Official excuses for the shortfalls have been many but mostly unfounded. The adverse impact of some exogenous factor -- most specifically the crushing 25-percent drop in oil-export revenues -- however, should not be denied or underestimated. Yet the plan's truly unenviable performance had a lot more to do with the failure to achieve its "core values" than the understandable deviations from numerical targets. The ultimate success of the Second Plan in the economic arena depended on its ability to achieve five fundamental objectives: reduction of poverty and promotion of "social justice;" downsizing of the government bureaucracy through privatization; reducing youth unemployment through increased labor-intensive investments; lowering dependence on oil through the expansion of non-oil exports; and making agriculture the pivot of economic development to establish a better balance among the economy's basic sectors.
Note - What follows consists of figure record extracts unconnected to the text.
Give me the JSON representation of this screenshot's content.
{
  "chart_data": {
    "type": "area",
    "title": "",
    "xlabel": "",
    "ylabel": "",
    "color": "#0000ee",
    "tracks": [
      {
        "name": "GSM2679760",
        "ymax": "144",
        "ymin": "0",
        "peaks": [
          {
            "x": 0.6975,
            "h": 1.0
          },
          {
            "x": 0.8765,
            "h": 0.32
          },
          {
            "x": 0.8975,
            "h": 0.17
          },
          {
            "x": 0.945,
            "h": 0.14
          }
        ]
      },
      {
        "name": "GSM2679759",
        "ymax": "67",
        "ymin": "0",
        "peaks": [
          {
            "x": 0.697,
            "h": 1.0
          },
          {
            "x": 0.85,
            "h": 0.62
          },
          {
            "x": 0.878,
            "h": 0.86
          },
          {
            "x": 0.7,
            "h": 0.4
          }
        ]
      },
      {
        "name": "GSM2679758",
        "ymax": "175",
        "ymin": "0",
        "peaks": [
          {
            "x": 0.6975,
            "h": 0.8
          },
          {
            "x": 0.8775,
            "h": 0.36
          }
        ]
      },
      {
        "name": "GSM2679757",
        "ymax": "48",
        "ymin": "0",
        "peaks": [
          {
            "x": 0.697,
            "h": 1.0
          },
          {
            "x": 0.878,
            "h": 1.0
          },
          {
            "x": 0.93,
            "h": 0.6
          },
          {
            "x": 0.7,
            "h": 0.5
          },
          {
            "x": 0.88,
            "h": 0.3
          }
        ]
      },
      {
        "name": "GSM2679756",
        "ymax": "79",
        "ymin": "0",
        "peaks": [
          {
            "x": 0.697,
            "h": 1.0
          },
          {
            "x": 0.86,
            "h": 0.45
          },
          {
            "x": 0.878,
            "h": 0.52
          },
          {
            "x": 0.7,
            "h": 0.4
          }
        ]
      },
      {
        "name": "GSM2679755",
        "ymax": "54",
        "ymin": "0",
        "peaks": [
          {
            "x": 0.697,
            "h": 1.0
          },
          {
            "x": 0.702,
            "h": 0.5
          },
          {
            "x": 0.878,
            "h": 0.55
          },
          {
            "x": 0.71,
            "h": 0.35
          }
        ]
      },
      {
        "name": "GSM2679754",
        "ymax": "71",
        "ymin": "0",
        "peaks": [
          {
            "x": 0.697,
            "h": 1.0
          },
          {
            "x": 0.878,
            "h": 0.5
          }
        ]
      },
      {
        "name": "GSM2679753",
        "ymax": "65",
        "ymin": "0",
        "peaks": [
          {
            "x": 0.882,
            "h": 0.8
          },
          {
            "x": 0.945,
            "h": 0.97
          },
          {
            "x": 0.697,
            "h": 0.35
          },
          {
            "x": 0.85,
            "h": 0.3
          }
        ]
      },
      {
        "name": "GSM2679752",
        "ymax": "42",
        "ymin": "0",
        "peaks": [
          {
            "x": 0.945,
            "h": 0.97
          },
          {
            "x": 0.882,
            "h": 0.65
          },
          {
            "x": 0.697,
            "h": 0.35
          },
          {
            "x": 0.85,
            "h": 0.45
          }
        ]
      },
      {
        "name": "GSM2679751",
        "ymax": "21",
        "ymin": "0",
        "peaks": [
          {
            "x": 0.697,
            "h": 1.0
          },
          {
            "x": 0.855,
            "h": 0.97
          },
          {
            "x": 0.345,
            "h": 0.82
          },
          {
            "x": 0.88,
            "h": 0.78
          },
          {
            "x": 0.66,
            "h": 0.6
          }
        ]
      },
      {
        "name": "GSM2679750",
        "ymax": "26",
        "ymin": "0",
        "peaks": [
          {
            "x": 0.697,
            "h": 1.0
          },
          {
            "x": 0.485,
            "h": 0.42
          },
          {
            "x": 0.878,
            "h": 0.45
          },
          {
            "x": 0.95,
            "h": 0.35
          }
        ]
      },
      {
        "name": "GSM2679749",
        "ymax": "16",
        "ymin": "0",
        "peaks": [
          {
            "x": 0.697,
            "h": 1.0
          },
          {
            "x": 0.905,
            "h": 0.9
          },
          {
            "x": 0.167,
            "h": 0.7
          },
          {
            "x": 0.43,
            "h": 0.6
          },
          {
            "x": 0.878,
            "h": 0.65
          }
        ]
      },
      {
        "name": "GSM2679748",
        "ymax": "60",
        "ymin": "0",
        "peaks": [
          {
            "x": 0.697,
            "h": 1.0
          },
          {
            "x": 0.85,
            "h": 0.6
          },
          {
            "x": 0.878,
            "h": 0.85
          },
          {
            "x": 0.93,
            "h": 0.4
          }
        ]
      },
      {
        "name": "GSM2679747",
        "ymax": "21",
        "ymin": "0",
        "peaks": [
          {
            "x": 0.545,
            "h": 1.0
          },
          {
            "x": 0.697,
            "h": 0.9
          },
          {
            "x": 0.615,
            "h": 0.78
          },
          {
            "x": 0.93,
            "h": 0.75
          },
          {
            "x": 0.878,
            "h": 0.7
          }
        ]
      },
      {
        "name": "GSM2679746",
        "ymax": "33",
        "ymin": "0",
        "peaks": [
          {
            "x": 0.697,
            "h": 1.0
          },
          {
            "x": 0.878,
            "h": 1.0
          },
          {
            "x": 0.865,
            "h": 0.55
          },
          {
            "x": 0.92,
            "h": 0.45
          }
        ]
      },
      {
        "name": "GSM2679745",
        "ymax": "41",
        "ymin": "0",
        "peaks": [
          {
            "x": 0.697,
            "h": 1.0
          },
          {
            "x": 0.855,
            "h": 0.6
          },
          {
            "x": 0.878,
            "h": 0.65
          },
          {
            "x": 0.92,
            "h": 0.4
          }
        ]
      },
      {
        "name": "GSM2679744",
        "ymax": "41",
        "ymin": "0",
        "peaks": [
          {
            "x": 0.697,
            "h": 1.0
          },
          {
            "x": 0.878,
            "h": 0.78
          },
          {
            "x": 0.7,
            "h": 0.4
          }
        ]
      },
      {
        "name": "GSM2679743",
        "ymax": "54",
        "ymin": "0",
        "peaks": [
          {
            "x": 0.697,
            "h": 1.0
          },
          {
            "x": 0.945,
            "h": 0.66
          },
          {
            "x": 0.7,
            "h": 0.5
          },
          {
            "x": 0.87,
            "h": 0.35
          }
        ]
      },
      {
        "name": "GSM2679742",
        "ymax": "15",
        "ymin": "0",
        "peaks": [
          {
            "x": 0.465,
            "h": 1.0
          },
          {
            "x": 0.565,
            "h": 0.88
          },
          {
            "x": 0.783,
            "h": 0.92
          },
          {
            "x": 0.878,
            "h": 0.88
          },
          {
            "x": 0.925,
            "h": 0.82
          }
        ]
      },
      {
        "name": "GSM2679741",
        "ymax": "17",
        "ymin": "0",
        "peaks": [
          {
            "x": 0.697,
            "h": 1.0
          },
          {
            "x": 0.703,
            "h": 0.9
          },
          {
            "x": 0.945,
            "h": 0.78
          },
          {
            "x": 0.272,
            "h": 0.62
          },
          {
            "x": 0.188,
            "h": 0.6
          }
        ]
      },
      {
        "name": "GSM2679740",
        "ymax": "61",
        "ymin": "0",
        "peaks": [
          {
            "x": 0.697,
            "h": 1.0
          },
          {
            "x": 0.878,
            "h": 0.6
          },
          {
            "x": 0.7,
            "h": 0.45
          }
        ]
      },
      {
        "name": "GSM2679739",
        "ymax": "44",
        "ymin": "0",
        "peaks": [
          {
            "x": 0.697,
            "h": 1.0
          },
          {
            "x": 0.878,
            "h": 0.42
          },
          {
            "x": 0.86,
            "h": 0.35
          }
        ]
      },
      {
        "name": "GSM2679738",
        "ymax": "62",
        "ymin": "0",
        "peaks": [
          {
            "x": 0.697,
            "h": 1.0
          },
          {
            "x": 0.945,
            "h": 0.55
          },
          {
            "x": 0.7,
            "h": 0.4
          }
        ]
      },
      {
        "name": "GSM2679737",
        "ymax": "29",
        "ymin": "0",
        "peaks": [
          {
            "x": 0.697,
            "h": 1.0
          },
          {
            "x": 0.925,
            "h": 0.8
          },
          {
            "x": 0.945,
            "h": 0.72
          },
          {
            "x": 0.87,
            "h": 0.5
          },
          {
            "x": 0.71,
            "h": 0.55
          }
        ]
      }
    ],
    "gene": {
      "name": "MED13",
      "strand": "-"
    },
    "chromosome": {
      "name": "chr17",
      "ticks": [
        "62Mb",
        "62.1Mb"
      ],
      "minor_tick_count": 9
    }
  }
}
Information supplied even by official sources, however, points to considerable setbacks on all of these fronts. In retrospect, no one truly expected central planning to solve every one of Iran's chronic economic problems -- sluggish growth, virulent inflation, intractable unemployment, a dwindling middle class, undue reliance on oil exports, capital flight and brain drain. The question is whether it effectively tackled any of them.